IB: I know you have been a volunteer firefighter in Bay Shore for over 35 years. Tell me about your dedication in serving the Bay Shore community and what is most rewarding about being a volunteer firefighter?

Leggio: Being a volunteer firefighter is the most rewarding thing you can ever do for your community. You know, you wake up in the middle of the night and you go to fires and everything like that. My son is now a lieutenant, so I was a captain, all that kind of stuff, and I race for the fire department. I’ve met a world of people through racing. The volunteer fire department community is probably the most amazing piece of volunteerism that anybody can be involved in. Because you learn, you meet, and you never forget.

IB: Outside of Boomer Esiason and Tony Graffanino, name some of the most talented athletes you’ve seen come from East Islip.

Leggio: A wrestler that was just in the Division 1 national finals last year, Dellavecchia. Ted Gregory, who was another football guy; Rob Vacarro, one of my guys who was a four-time county champion; Dave Ingram, a state champion, and many others are far as a coach, Mr. Champion. I always remember Old Man Champion because me and him would butt heads and in the end, we all became friends.
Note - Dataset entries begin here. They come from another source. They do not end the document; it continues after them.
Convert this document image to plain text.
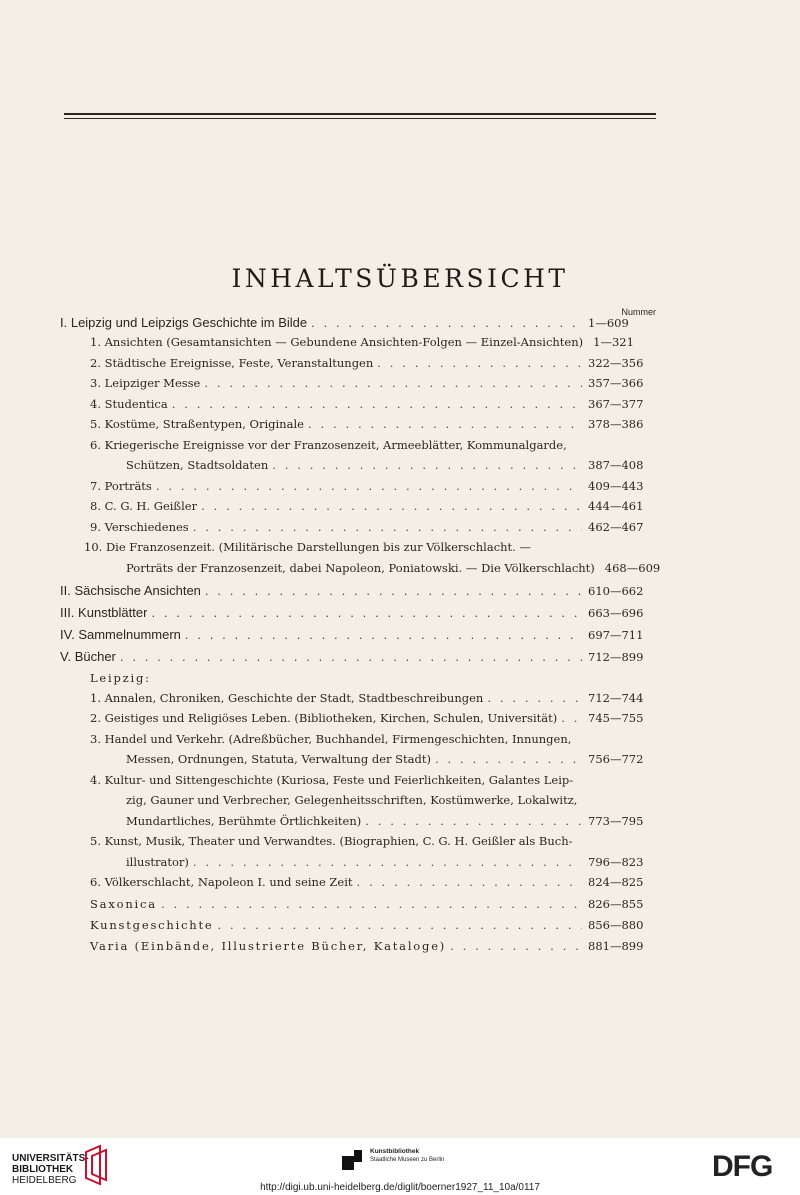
INHALTSÜBERSICHT
Nummer
I. Leipzig und Leipzigs Geschichte im Bilde . . .	1—609
1. Ansichten (Gesamtansichten — Gebundene Ansichten-Folgen — Einzel-Ansichten) 1—321
2. Städtische Ereignisse, Feste, Veranstaltungen . . .	322—356
3. Leipziger Messe . . .	357—366
4. Studentica . . .	367—377
5. Kostüme, Straßentypen, Originale . . .	378—386
6. Kriegerische Ereignisse vor der Franzosenzeit, Armeeblätter, Kommunalgarde,
Schützen, Stadtsoldaten . . .	387—408
7. Porträts . . .	409—443
8. C. G. H. Geißler . . .	444—461
9. Verschiedenes . . .	462—467
10. Die Franzosenzeit. (Militärische Darstellungen bis zur Völkerschlacht. —
Porträts der Franzosenzeit, dabei Napoleon, Poniatowski. — Die Völkerschlacht) 468—609
II. Sächsische Ansichten . . .	610—662
III. Kunstblätter . . .	663—696
IV. Sammelnummern . . .	697—711
V. Bücher . . .	712—899
Leipzig:
1. Annalen, Chroniken, Geschichte der Stadt, Stadtbeschreibungen . . .	712—744
2. Geistiges und Religiöses Leben. (Bibliotheken, Kirchen, Schulen, Universität) . . .	745—755
3. Handel und Verkehr. (Adreßbücher, Buchhandel, Firmengeschichten, Innungen,
Messen, Ordnungen, Statuta, Verwaltung der Stadt) . . .	756—772
4. Kultur- und Sittengeschichte (Kuriosa, Feste und Feierlichkeiten, Galantes Leip-
zig, Gauner und Verbrecher, Gelegenheitsschriften, Kostümwerke, Lokalwitz,
Mundartliches, Berühmte Örtlichkeiten) . . .	773—795
5. Kunst, Musik, Theater und Verwandtes. (Biographien, C. G. H. Geißler als Buch-
illustrator) . . .	796—823
6. Völkerschlacht, Napoleon I. und seine Zeit . . .	824—825
Saxonica . . .	826—855
Kunstgeschichte . . .	856—880
Varia (Einbände, Illustrierte Bücher, Kataloge) . . .	881—899
UNIVERSITÄTS-
BIBLIOTHEK
HEIDELBERG
Kunstbibliothek
Staatliche Museen zu Berlin	DFG
http://digi.ub.uni-heidelberg.de/diglit/boerner1927_11_10a/0117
IB: What was the best advice you would say you were given and grasped the most throughout your entire career?

Leggio: The word “can’t” doesn’t exist.

IB: What are you most proud of in your coaching career?

Leggio: You see, what I give to kids is my love for the sport. And you know what, I build bridges and we make things better. One thing I gave the kids is they never had a wrestling room to wrestle with in East Islip because it was always overshadowed. I built it with my own hands. I am a bricklayer and got a lot of people. We put it together. Alot of friends came—a bunch of parents, Mr Vacarro. We poured the foundation, we botched the walls, we built it, we landed the steel, we did everything, and we gave them a facility. That’s why they are so good at this point in our wrestling. You know what, you do something, it’ll come. I was very glad.  And they named it after me after I left, so it was very nice.

IB: What are you most proud of outside anything you’ve accomplished in sports?

Leggio: That’s a good question. Well, we’re always proud of our family. My dad, my brothers were tight, and my wife. We’ve been married 31 years. That’s a long time. She deserves more credit than me.

IB: What is the best advice you have to a kid on Long Island reading this article who has a passion for playing sports?

Leggio: When you say the word “sports,” I think you should play every sport and not be entangled in one. We’re not all going be Division 1 wrestlers. We should all learn to become, you know, a good person. Learn what you can. Each different sport can give you a special value. Do your homework, don’t forget, do all your stuff, be a good student, be a good participant, always give 110 percent.